Where Women Made History
Tate Etienne Prevost (TEP) Interpretive Center
On November 14, 1960, three Black girls integrated McDonogh No. 19 Public School in New Orleans, attending an otherwise empty elementary school for almost a year in the face of white racism and discrimination to their presence.
While the Supreme Court of the United States had outlawed public school segregation in 1954 with its Brown v. Board of Education decision, no public schools in New Orleans had been integrated yet. The three children—Leona Tate, Gail Etienne, and Tessie Prevost, also known as the “New Orleans Four” (with Ruby Bridges) and the “McDonogh Three”—became pioneers of the Civil Rights movement when Federal Marshals escorted them through a crowd of white protestors to enter the building, making them the first Black Americans to attend formerly white-only schools in Louisiana.
Shaped by her life changing childhood experience, Tate has continued her pursuit of equity and racial justice into adulthood, creating and leading the Leona Tate Foundation for Change (LTFC), a nonprofit devoted to finding a way to purchase and restore the McDonogh 19—now the Tate Etienne Prevost (TEP) Interpretive Center—while sharing the history of civil rights in New Orleans.
The National Trust’s work at the TEP Interpretive Center brings together many of its campaigns and programs to emphasize the historical significance of the "McDonogh Three," while also supporting the work of preservation being done by Tate to build a more equitable and just world.
A New Chapter Begins
After years of tireless advocacy, community building, and restoration efforts, the TEP Interpretive Center is poised for its next chapter. In May 2022, in partnership with Alembic Community Development, the site re-opened formally as the TEP Interpretive Center for the history of New Orleans public school desegregation, civil rights, and restorative justice.
The former school will also serve as the home for the LTFC and longtime partner People’s Institute for Survival and Beyond, and will provide 25 units of affordable housing for low-income seniors.

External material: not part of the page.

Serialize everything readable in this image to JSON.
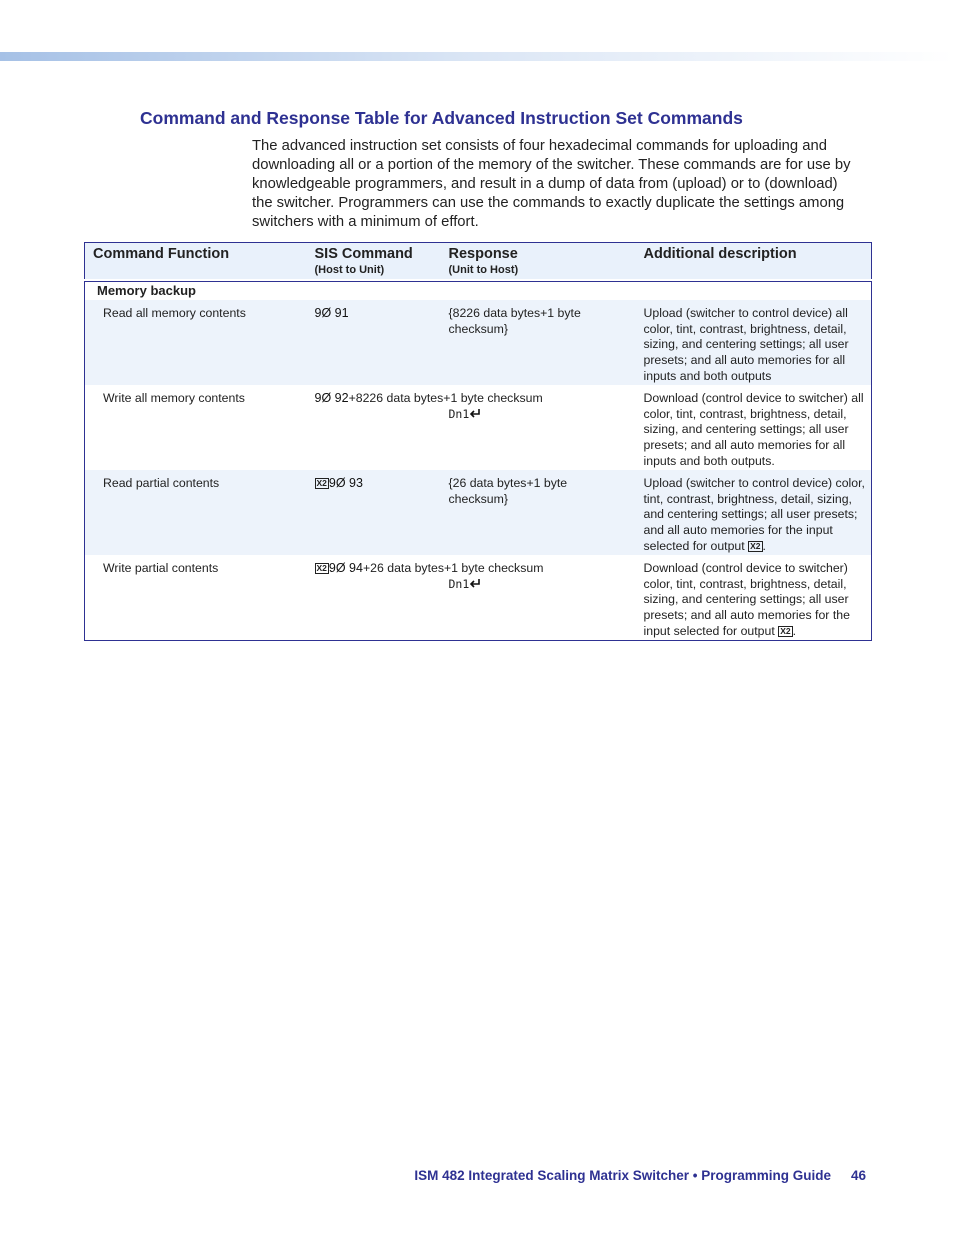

Together, the LTFC and Alembic purchased the school in January 2020 and began the $16.2 million rehabilitation. Funding for the redevelopment came from a variety of sources, including federal New Markets Tax Credits, federal and state historic tax credits, the City of New Orleans, Louisiana Housing Corporation, the National Park Service, Reinvestment Fund, and additional public and private sources.
The Promise of Preservation
The work of the LTFC and the future of the TEP Interpretive Center is just one example of the critical role preservation plays not only to tell the full American story, but also to build stronger communities—two key priorities of the National Trust for Historic Preservation. The strength and determination of the McDonogh Three, and the leadership of Leona Tate are a window into the potential and promise of preservation. Leveraging our programs to support the LTFC, the National Trust is sending a clear signal that preservation is a force for change.
For example, in 2020, the African American Cultural Heritage Action Fund contributed a $75,000 grant (donated by The Andrew W. Mellon Foundation) to help the LTFC realize its project to interpret the girls’ experience that first day as they waited outside the Principal’s Office while all the white students were removed. This second-floor hallway space will now become an immersive exhibit that contributes to the former school’s rebirth as a place of reconciliation and healing.
The preservation process for the TEP Interpretive Center also provided an opportunity for introducing preservation trades to a new audience. In the spring of 2021, Capital One provided funding for the National Trust’s HOPE Crew preservation trades training program to complete work on staircases inside the school. Participants from Louisiana Green Corps and New Orleans Technical Education Provider learned carpentry and other skills as they worked to restore existing stairways and recreate a third stairway. As a result, a new generation of diverse youth learned under-taught skills, helping to preserve historic materials and give this site new life.
And as a partner in the National Trust’s Where Women Made History campaign, Benjamin Moore donated 700 gallons of paint for the building’s interior.
As Lynell George writes of Tate and the TEP Interpretive Center in the Summer 2021 issue of Preservation magazine, “Walking over that threshold 60 years ago, Tate opened a circle she hopes to close: ‘That’s where I was first introduced to racism. It started there. It can end there.’” Such is the power of people saving places to better tell the full American story.